Dison said his group had collected more than 3,000 résumés for Obama in an effort to boost the numbers of openly gay and lesbian appointees. There are six openly gay ambassadors; a gay man serving as the first special envoy to promote global LGBT rights; five transgender men and women who have served in federal agencies and, as of this summer, the first full-time transgender employee in the White House. And Fanning, the Army Secretary-designate, is a former Victory Fund and Institute board member.
[Meet the White House’s first transgender staffer]
Previously, just a few presidential appointees were openly gay or lesbian, and none were transgender. Clinton appointed the first openly gay ambassador, James Hormel, in a 1999 recess appointment, and placed lesbian activists Roberta Achtenberg and E. Julian Potter in senior positions at the Department of Housing and Urban Development. George W. Bush had two openly gay AIDS advisers, in succession.

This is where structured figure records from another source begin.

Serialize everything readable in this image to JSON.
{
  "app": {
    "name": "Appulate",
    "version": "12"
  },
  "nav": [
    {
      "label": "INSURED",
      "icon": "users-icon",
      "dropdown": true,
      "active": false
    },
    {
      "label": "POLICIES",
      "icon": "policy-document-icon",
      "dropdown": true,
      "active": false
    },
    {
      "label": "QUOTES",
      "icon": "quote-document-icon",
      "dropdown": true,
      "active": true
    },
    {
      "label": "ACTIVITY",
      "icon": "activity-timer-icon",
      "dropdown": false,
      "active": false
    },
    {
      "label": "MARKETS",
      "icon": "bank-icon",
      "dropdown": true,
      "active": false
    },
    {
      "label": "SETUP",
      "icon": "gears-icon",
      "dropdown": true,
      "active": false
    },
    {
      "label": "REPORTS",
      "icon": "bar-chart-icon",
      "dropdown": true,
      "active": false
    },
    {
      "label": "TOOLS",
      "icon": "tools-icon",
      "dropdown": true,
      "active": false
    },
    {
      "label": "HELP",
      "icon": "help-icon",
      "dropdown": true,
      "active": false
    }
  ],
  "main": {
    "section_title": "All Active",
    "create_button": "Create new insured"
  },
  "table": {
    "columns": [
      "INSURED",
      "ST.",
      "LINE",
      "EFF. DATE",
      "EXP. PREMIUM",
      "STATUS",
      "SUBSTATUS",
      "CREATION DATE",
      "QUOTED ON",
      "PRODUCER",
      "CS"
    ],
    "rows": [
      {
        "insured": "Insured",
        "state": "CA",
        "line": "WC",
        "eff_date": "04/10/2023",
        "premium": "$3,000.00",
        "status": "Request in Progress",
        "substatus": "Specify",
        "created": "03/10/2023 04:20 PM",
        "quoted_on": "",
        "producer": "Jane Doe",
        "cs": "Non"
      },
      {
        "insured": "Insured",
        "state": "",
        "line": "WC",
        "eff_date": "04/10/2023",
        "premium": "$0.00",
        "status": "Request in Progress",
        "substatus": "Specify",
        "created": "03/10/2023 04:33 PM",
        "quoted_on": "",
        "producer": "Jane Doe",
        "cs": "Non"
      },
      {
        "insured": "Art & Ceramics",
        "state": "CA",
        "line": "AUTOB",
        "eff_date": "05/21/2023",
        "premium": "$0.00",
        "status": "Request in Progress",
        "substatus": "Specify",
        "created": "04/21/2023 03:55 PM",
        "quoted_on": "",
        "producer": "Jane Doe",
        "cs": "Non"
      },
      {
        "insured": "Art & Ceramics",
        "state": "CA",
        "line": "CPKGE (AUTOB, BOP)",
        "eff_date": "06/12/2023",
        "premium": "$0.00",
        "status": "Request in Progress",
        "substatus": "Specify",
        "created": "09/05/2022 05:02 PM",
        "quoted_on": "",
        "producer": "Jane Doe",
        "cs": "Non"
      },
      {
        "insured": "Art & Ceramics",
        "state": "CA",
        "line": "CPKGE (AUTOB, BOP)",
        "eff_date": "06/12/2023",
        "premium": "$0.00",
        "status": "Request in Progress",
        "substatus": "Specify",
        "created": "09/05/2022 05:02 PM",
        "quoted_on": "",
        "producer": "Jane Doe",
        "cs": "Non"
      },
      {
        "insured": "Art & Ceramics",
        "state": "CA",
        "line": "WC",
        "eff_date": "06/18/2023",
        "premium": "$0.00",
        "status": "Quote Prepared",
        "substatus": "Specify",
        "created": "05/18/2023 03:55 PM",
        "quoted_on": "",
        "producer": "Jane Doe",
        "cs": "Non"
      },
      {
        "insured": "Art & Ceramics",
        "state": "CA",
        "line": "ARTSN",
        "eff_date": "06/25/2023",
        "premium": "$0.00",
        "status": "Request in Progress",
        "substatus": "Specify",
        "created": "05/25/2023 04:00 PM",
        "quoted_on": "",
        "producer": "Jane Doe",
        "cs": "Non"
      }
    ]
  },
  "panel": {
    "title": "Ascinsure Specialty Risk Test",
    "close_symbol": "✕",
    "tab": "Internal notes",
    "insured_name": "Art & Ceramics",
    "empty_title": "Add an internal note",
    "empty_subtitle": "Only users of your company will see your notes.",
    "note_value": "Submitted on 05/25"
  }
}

Ted McConnell, a gay Republican who served as a political appointee under Ronald Reagan and on multiple presidential campaigns, said he and others “lived in fear” of having their sexual orientation disclosed. “If you were found out, your career would be over.”
McConnell noted that attitudes toward gays and other minorities had shifted nationwide, not just among the political elite. Six in 10 Americans support same-sex marriage, according to an April Washington Post/ABC poll; last month Gallup released a poll finding a majority of Americans back affirmative action, with 67 percent favoring such programs for women and 58 percent for racial minorities.
Despite the gains that these groups have made under Obama, none of them — except African Americans — are at parity with their numbers in overall American society. Women’s share of the top policy jobs rose from 23.3 percent to 35.3 percent from Clinton’s tenure to Obama’s, while the percentage of Latinos and Asian Americans roughly doubled over that same period, to 8.5 and 4.6 percent, respectively.
The percentage of African Americans in these posts under Obama is 14.4 percent, according to O’Connell’s analysis, just over one percentage point higher than under Clinton.
O’Connell and others said a combination of factors have contributed to why African Americans have not expanded their share of senior policy jobs under this administration. Clinton, the last Democrat in the White House before Obama, made a concerted push to recruit black appointees. And over time, government service has become less attractive to many talented candidates of color, who chose more lucrative opportunities in the private sector.
Donna Brazile, a Democratic consultant who has recommended candidates to the White House, said of the administration: “They’re constantly looking for new people to go in. And not everyone is willing to make that sacrifice.”
The extent to which each president strives to diversify the federal government — or rejects such a goal — has split largely along party lines. Every Democrat since Jimmy Carter has spoken about the need to install more women and minorities in senior posts, while every Republican during that same period has signaled an opposition to quotas.
Although GOP administrations have set precedents of their own — George W. Bush appointed the first black secretary of state, Colin L. Powell, and then selected his national security adviser Condoleezza Rice, who is also African American, to succeed Powell in the second term — they have been less explicit about promoting minority and gender diversity.
“The framework is the president should be trying to get the best people in his administration to serve and to get his agenda done for the American people,” said Clay Johnson III, who served as deputy director of presidential personnel during the start of Bush’s term, in an interview.
Johnson noted that his resistance to outside lobbying earned him the nickname “The Icebox.”
“When it came to applicants, I was huge, white and cold. And I am all three of those things,” he said. “I had one client, and I knew what he wanted.”
The Obama White House, by contrast, has established specific programs to boost diversity among appointees. The Presidential Personnel Office targets historically black colleges and universities, as well as minority-serving institutions, as part of a new campus recruitment program. It has a liaison to identify candidates by working with leaders from underrepresented groups, including those who are LGBT or have disabilities.
Tammy Frisby, a research fellow at the libertarian Hoover Institution, said in an interview that the shift reflects both a broader social change in the country, as well as the fact that hiring is often based on “who do you know.”
“This is the Obama White House doing what white guys have been doing for white guys since the beginning of time,” Frisby said. “They know women and minorities, and they’re finding highly qualified candidates that they know that have not been in these positions before.”
The impact of Obama’s diversity efforts could reverberate for decades in people such as Michael Blake, a son of Jamaican immigrants who was homeless as a child but worked on Obama’s two presidential campaigns and in the White House as associate director of public engagement. Last year, Blake won election to the New York State Assembly, with the help of a lot of other Obama alumni, including Marlon Marshall, who is now Hillary Rodham Clinton’s director of state campaigns and political engagement. Blake’s campaign slogan was about his transformation: “No House to the White House.”